December 2019, our last Christmas |
P.S. I wrote this after reading the commentary to a post about the NY Times inquiring readers to submit their stories about being "gouged" at the vet office. It has stirred a lot of intense emotional outcries on both sides of the leash. I use the word "emotional" because this is exactly what small animal veterinary medicine is about. All of the marketing adjectives and verbs we use in describing the importance of our craft is 100% emotion based. We exist because people, our clients, need us. They need us as we need to be accessible, empathetic, and skilled in caring for the beloved members of their family. I wrote the story above to reflect two things; one I needed, and still need, my pets every day of my life. When the clouds congregate above, and the days seem too dark to warrant me stepping foot into them, the pets in my life, heck, the patients in my life, remind me that I have a purpose far greater than the fears, insecurities and apprehensions of this moment. Losing a pet, as we all must face, is grief-riddled enough to not feel that I lost them because I couldn't afford, or find access to help to provide them. The impetus of why I am who I am was that little girl on the farm who wanted to do more for the things, the companions, the souls, I loved most. The veterinarian who was my mentor never, ever, ever made our pets care about the money. Now I know my current collection of colleagues would excuse, or even disparage him for this, but, he was a legend. He left behind a legacy. Me, well I have every intention of doing the same. Can I be financially comfortable over the next 20 years from the fruits of my labors because of the last 20 years. You betcha. I simply choose to walk this path with nothing more as my guide.
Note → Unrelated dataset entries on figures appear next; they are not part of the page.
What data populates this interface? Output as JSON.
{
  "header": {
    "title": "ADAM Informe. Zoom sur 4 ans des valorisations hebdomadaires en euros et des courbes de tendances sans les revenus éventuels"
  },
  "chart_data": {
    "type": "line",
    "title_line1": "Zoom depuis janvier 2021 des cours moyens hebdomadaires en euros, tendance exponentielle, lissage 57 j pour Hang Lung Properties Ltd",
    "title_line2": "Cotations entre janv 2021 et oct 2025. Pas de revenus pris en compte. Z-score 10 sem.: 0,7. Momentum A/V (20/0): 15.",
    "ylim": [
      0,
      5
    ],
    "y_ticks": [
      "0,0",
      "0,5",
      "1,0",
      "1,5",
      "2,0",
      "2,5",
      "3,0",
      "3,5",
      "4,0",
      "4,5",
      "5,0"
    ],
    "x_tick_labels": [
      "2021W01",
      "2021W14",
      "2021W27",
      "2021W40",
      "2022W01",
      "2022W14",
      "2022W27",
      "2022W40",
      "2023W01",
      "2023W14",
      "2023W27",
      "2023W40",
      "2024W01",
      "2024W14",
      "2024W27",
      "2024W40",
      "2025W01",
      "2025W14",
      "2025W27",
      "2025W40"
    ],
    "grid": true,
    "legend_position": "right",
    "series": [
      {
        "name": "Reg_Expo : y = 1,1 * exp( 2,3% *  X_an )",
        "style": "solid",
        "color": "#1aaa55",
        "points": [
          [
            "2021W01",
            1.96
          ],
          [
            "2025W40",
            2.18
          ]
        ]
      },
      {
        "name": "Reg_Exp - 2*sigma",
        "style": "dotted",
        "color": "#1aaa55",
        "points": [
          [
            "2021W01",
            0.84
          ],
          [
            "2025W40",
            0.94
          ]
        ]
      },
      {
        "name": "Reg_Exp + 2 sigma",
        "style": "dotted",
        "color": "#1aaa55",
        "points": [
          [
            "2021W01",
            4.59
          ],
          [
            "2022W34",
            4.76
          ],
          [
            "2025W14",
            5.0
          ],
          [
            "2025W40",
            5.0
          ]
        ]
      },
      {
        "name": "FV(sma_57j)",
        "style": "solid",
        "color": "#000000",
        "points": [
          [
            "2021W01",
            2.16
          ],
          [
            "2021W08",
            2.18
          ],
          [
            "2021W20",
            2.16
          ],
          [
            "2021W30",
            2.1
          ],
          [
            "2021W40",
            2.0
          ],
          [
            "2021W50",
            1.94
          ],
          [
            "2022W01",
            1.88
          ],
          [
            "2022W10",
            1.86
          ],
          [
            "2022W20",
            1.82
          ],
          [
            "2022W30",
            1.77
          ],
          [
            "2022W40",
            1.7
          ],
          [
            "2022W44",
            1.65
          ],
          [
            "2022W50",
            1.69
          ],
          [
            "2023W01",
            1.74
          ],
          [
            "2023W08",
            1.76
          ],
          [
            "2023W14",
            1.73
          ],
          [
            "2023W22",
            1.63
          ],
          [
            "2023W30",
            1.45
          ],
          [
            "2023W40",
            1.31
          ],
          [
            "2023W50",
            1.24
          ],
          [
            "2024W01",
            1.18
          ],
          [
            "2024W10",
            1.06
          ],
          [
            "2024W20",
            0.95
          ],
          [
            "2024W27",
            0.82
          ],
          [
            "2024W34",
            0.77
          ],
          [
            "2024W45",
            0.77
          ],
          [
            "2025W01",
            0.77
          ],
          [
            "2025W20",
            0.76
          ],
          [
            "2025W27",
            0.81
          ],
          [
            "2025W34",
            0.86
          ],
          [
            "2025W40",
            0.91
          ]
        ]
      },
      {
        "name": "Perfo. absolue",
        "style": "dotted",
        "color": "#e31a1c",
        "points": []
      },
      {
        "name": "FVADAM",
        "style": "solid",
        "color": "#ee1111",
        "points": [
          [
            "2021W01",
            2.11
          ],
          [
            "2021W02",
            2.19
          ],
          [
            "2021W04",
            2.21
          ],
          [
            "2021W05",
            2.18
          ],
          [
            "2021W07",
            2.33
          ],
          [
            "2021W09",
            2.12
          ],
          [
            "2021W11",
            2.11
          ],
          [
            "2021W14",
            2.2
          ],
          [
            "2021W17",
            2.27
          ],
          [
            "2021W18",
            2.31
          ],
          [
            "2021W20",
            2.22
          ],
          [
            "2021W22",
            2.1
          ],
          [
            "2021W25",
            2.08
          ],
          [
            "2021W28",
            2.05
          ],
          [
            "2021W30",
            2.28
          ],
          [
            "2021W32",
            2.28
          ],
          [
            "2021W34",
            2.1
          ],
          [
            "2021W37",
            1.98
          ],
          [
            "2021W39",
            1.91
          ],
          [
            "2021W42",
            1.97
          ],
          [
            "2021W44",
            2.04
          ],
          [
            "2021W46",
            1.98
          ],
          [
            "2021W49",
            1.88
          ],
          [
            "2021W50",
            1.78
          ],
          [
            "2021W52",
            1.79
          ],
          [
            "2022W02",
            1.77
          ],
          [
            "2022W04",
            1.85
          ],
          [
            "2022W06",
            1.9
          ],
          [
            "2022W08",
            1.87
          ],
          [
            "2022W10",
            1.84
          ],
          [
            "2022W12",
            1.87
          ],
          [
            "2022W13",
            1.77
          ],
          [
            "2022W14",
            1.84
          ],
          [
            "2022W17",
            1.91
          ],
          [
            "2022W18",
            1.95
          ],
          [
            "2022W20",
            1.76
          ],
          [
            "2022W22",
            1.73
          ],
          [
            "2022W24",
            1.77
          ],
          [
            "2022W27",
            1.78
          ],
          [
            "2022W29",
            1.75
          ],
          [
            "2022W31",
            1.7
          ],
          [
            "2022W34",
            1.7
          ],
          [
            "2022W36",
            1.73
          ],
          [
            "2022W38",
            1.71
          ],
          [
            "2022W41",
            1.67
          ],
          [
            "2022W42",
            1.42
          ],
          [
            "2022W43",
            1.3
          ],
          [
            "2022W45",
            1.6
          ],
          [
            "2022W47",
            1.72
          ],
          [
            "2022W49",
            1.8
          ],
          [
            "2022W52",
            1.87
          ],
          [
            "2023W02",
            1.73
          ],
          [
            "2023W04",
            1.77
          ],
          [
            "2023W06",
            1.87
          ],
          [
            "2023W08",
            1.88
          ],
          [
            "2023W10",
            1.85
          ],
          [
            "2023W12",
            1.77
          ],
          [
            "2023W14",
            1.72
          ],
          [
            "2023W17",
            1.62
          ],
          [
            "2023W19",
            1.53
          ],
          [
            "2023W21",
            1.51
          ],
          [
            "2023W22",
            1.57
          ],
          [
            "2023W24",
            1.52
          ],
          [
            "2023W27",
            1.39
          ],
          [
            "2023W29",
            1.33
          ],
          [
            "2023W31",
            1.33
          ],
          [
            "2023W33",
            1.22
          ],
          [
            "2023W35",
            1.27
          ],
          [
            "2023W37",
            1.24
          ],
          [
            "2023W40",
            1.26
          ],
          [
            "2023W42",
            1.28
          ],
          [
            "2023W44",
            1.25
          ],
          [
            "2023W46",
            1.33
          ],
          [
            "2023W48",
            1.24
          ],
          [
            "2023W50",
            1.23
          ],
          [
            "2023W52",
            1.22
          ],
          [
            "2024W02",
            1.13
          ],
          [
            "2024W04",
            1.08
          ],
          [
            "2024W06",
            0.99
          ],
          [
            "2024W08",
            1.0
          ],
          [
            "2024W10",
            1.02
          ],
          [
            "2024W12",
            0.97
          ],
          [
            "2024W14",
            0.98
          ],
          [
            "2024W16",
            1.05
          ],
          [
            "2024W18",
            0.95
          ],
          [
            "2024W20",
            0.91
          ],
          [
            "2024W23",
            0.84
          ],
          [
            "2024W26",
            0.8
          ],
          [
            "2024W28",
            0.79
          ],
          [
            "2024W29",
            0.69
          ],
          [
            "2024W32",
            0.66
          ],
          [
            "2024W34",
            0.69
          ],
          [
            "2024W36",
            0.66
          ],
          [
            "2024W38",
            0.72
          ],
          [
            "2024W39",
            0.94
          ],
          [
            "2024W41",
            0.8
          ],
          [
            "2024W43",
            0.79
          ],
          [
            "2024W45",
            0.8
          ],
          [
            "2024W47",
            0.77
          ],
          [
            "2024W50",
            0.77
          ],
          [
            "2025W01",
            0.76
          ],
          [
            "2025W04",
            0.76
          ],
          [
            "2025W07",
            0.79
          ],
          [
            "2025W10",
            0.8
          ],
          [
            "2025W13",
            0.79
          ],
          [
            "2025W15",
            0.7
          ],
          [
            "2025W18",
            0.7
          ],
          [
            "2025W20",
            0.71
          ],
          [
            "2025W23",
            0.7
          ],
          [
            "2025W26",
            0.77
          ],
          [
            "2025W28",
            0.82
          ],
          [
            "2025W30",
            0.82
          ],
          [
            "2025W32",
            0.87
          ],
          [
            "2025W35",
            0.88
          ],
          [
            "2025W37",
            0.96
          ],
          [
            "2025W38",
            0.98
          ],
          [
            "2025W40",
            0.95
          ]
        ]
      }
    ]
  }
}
As for the NY Times article, here is my opinion. The words we use, the actions we take, and the intentions we put forth into the world matter. "Gouging" is happening in vetmed. It is happening because enough veterinarians have decided that they can seek refuge in the collective defensive banter that permits economic euthanasia, one sided conversations about the spectrum of care we are willing to offer, and simple plain old vilifying of the emotional empathy that this profession is built upon.
There is a cost effective treatment plan for every single condition we are faced with. We just have to be willing to lower ourselves to seeing these patients as the pinnacle of purpose our companion pets represent.
If you have to defend so angrily, and cannot see the hurtful impact your actions have upon others it might be time to ask yourself if you are a part of the problem, or, if your legacy reflects the person you came here to climb that mountain.